PolyShard: Coded Sharding Achieves Linearly Scaling Efficiency and Security Simultaneously

TL;DR

PolyShard introduces a coded sharding protocol that simultaneously achieves high efficiency, security, and scalability in blockchain systems, overcoming the traditional trilemma by leveraging polynomial coding techniques.

Contribution

The paper presents PolyShard, a novel coded sharding scheme that reaches information-theoretic bounds on storage, throughput, and trust, enabling truly scalable and secure blockchain systems.

Findings

PolyShard outperforms existing sharding methods in efficiency and security.

Simulation results demonstrate significant scalability improvements.

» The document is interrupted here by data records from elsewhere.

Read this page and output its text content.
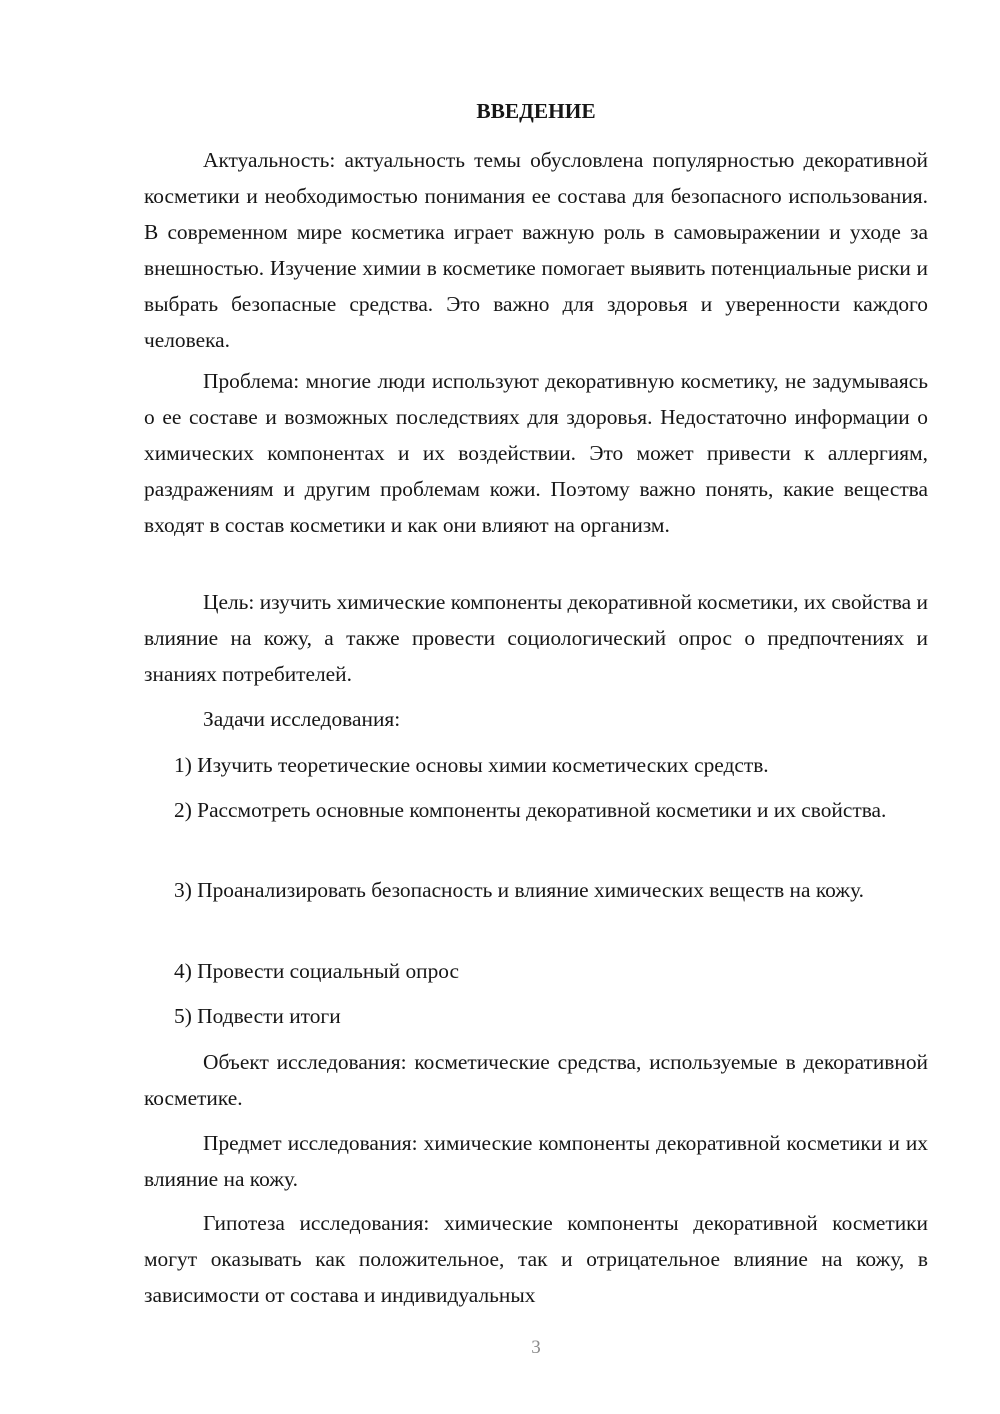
ВВЕДЕНИЕ

Актуальность: актуальность темы обусловлена популярностью декоративной косметики и необходимостью понимания ее состава для безопасного использования. В современном мире косметика играет важную роль в самовыражении и уходе за внешностью. Изучение химии в косметике помогает выявить потенциальные риски и выбрать безопасные средства. Это важно для здоровья и уверенности каждого человека.

Проблема: многие люди используют декоративную косметику, не задумываясь о ее составе и возможных последствиях для здоровья. Недостаточно информации о химических компонентах и их воздействии. Это может привести к аллергиям, раздражениям и другим проблемам кожи. Поэтому важно понять, какие вещества входят в состав косметики и как они влияют на организм.

Цель: изучить химические компоненты декоративной косметики, их свойства и влияние на кожу, а также провести социологический опрос о предпочтениях и знаниях потребителей.

Задачи исследования:

1) Изучить теоретические основы химии косметических средств.

2) Рассмотреть основные компоненты декоративной косметики и их свойства.

3) Проанализировать безопасность и влияние химических веществ на кожу.

4) Провести социальный опрос

5) Подвести итоги

Объект исследования: косметические средства, используемые в декоративной косметике.

Предмет исследования: химические компоненты декоративной косметики и их влияние на кожу.

Гипотеза исследования: химические компоненты декоративной косметики могут оказывать как положительное, так и отрицательное влияние на кожу, в зависимости от состава и индивидуальных

3
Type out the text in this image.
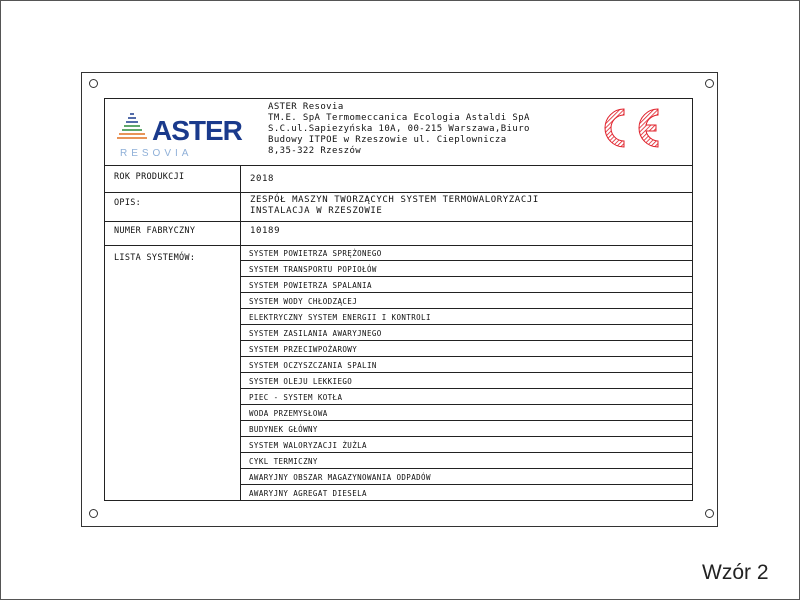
ASTER
RESOVIA
ASTER Resovia
TM.E. SpA Termomeccanica Ecologia Astaldi SpA
S.C.ul.Sapiezyńska 10A, 00-215 Warszawa,Biuro
Budowy ITPOE w Rzeszowie ul. Cieplownicza
8,35-322 Rzeszów
CE
ROK PRODUKCJI	2018
OPIS:	ZESPÓŁ MASZYN TWORZĄCYCH SYSTEM TERMOWALORYZACJI
INSTALACJA W RZESZOWIE
NUMER FABRYCZNY	10189
LISTA SYSTEMÓW:	SYSTEM POWIETRZA SPRĘŻONEGO
SYSTEM TRANSPORTU POPIOŁÓW
SYSTEM POWIETRZA SPALANIA
SYSTEM WODY CHŁODZĄCEJ
ELEKTRYCZNY SYSTEM ENERGII I KONTROLI
SYSTEM ZASILANIA AWARYJNEGO
SYSTEM PRZECIWPOŻAROWY
SYSTEM OCZYSZCZANIA SPALIN
SYSTEM OLEJU LEKKIEGO
PIEC - SYSTEM KOTŁA
WODA PRZEMYSŁOWA
BUDYNEK GŁÓWNY
SYSTEM WALORYZACJI ŻUŻLA
CYKL TERMICZNY
AWARYJNY OBSZAR MAGAZYNOWANIA ODPADÓW
AWARYJNY AGREGAT DIESELA
Wzór 2
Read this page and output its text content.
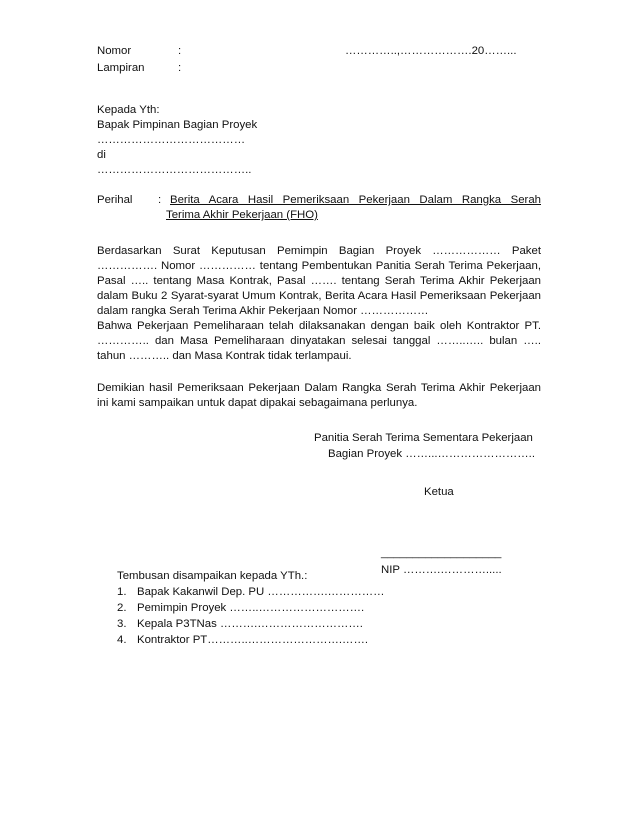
Nomor	:	…………..,……………….20……...
Lampiran	:
Kepada Yth:
Bapak Pimpinan Bagian Proyek
…………………………………
di
…………………………………..
Perihal : Berita Acara Hasil Pemeriksaan Pekerjaan Dalam Rangka Serah
Terima Akhir Pekerjaan (FHO)

Berdasarkan Surat Keputusan Pemimpin Bagian Proyek ……………… Paket ……………. Nomor …………… tentang Pembentukan Panitia Serah Terima Pekerjaan, Pasal ….. tentang Masa Kontrak, Pasal ……. tentang Serah Terima Akhir Pekerjaan dalam Buku 2 Syarat-syarat Umum Kontrak, Berita Acara Hasil Pemeriksaan Pekerjaan dalam rangka Serah Terima Akhir Pekerjaan Nomor ………………

Bahwa Pekerjaan Pemeliharaan telah dilaksanakan dengan baik oleh Kontraktor PT. ………….. dan Masa Pemeliharaan dinyatakan selesai tanggal ……..….. bulan ….. tahun ……….. dan Masa Kontrak tidak terlampaui.

Demikian hasil Pemeriksaan Pekerjaan Dalam Rangka Serah Terima Akhir Pekerjaan ini kami sampaikan untuk dapat dipakai sebagaimana perlunya.

Panitia Serah Terima Sementara Pekerjaan
Bagian Proyek ……...……………………..
Ketua
___________________
NIP ……….………….....
Tembusan disampaikan kepada YTh.:
1. Bapak Kakanwil Dep. PU …………….……………
2. Pemimpin Proyek ……..……………………….
3. Kepala P3TNas ……….……………………….
4. Kontraktor PT………..…………………….…….
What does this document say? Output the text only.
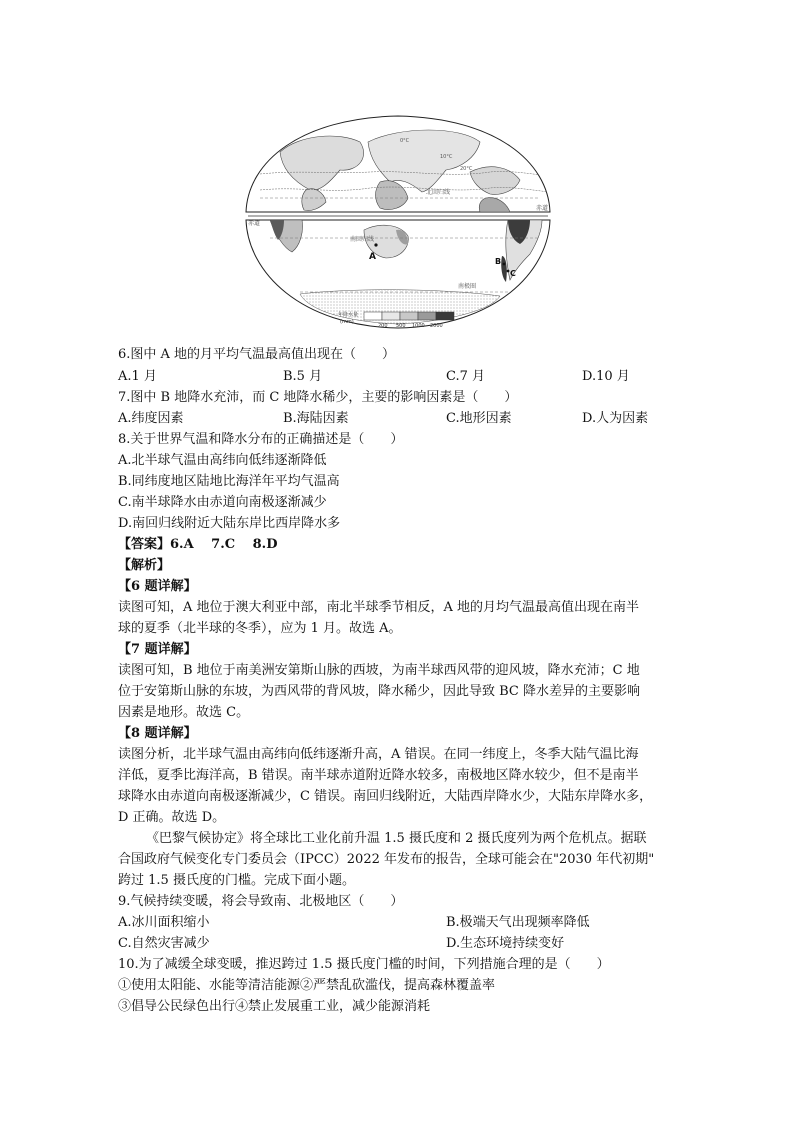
北回归线
20°C
10°C
0°C
赤道
赤道
南回归线
南极圈
A	B
C
年降水量
(mm)
200 500 1000 2000
6.图中 A 地的月平均气温最高值出现在（　　）
A.1 月	B.5 月	C.7 月	D.10 月
7.图中 B 地降水充沛，而 C 地降水稀少，主要的影响因素是（　　）
A.纬度因素	B.海陆因素	C.地形因素	D.人为因素
8.关于世界气温和降水分布的正确描述是（　　）
A.北半球气温由高纬向低纬逐渐降低
B.同纬度地区陆地比海洋年平均气温高
C.南半球降水由赤道向南极逐渐减少
D.南回归线附近大陆东岸比西岸降水多
【答案】6.A　 7.C　 8.D
【解析】
【6 题详解】
读图可知，A 地位于澳大利亚中部，南北半球季节相反，A 地的月均气温最高值出现在南半
球的夏季（北半球的冬季），应为 1 月。故选 A。
【7 题详解】
读图可知，B 地位于南美洲安第斯山脉的西坡，为南半球西风带的迎风坡，降水充沛；C 地
位于安第斯山脉的东坡，为西风带的背风坡，降水稀少，因此导致 BC 降水差异的主要影响
因素是地形。故选 C。
【8 题详解】
读图分析，北半球气温由高纬向低纬逐渐升高，A 错误。在同一纬度上，冬季大陆气温比海
洋低，夏季比海洋高，B 错误。南半球赤道附近降水较多，南极地区降水较少，但不是南半
球降水由赤道向南极逐渐减少，C 错误。南回归线附近，大陆西岸降水少，大陆东岸降水多，
D 正确。故选 D。
《巴黎气候协定》将全球比工业化前升温 1.5 摄氏度和 2 摄氏度列为两个危机点。据联
合国政府气候变化专门委员会（IPCC）2022 年发布的报告，全球可能会在"2030 年代初期"
跨过 1.5 摄氏度的门槛。完成下面小题。
9.气候持续变暖，将会导致南、北极地区（　　）
A.冰川面积缩小	B.极端天气出现频率降低
C.自然灾害减少	D.生态环境持续变好
10.为了减缓全球变暖，推迟跨过 1.5 摄氏度门槛的时间，下列措施合理的是（　　）
①使用太阳能、水能等清洁能源②严禁乱砍滥伐，提高森林覆盖率
③倡导公民绿色出行④禁止发展重工业，减少能源消耗
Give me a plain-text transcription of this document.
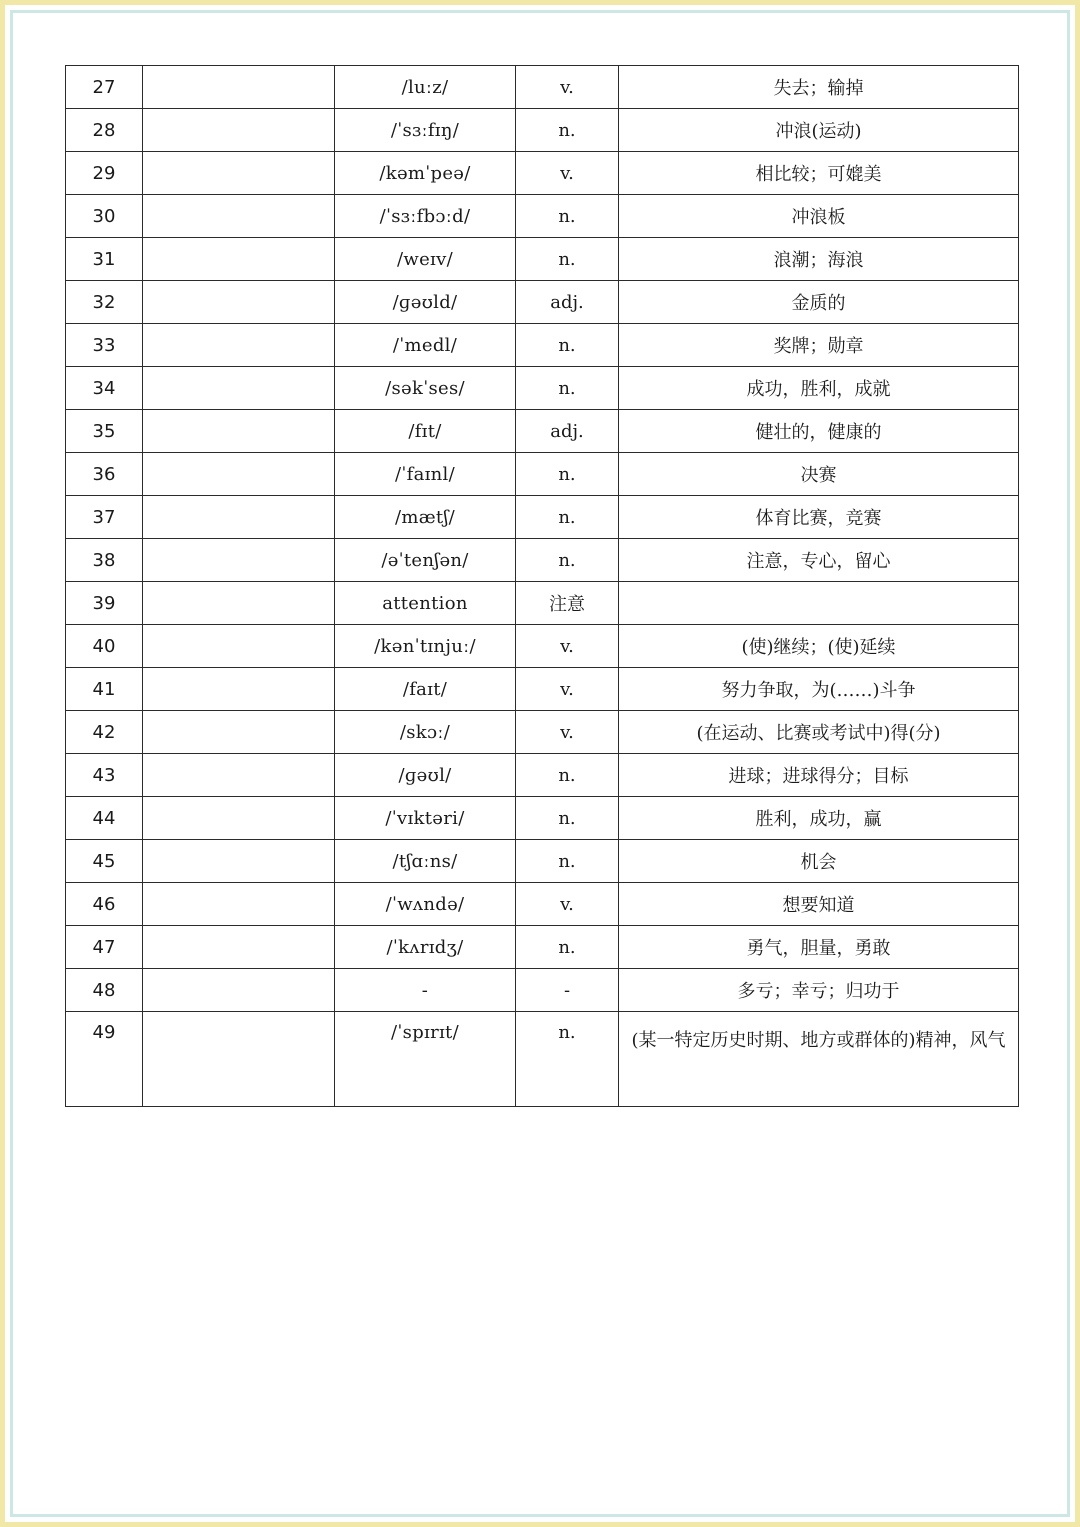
27		/luːz/	v.	失去；输掉
28		/ˈsɜːfɪŋ/	n.	冲浪(运动)
29		/kəmˈpeə/	v.	相比较；可媲美
30		/ˈsɜːfbɔːd/	n.	冲浪板
31		/weɪv/	n.	浪潮；海浪
32		/ɡəʊld/	adj.	金质的
33		/ˈmedl/	n.	奖牌；勋章
34		/səkˈses/	n.	成功，胜利，成就
35		/fɪt/	adj.	健壮的，健康的
36		/ˈfaɪnl/	n.	决赛
37		/mætʃ/	n.	体育比赛，竞赛
38		/əˈtenʃən/	n.	注意，专心，留心
39		attention	注意	
40		/kənˈtɪnjuː/	v.	(使)继续；(使)延续
41		/faɪt/	v.	努力争取，为(……)斗争
42		/skɔː/	v.	(在运动、比赛或考试中)得(分)
43		/ɡəʊl/	n.	进球；进球得分；目标
44		/ˈvɪktəri/	n.	胜利，成功，赢
45		/tʃɑːns/	n.	机会
46		/ˈwʌndə/	v.	想要知道
47		/ˈkʌrɪdʒ/	n.	勇气，胆量，勇敢
48		-	-	多亏；幸亏；归功于
49		/ˈspɪrɪt/	n.	(某一特定历史时期、地方或群体的)精神，风气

PolyShard achieves information-theoretic optimal bounds on system performance.

Abstract

Today's blockchain designs suffer from a trilemma claiming that no blockchain system can simultaneously achieve decentralization, security, and performance scalability. For current blockchain systems, as more nodes join the network, the efficiency of the system (computation, communication, and storage) stays constant at best. A leading idea for enabling blockchains to scale efficiency is the notion of sharding: different subsets of nodes handle different portions of the blockchain, thereby reducing the load for each individual node. However, existing sharding proposals achieve efficiency scaling by compromising on trust - corrupting the nodes in a given shard will lead to the permanent loss of the corresponding portion of data. In this paper, we settle the trilemma by demonstrating a new protocol for coded storage and computation in blockchains. In particular, we propose PolyShard: ``polynomially coded sharding'' scheme that achieves information-theoretic upper bounds on the efficiency of the storage, system throughput, as well as on trust, thus enabling a truly scalable system. We provide simulation results that numerically demonstrate the performance improvement over state of the arts, and the scalability of the PolyShard system. Finally, we discuss potential enhancements, and highlight practical considerations in building such a system.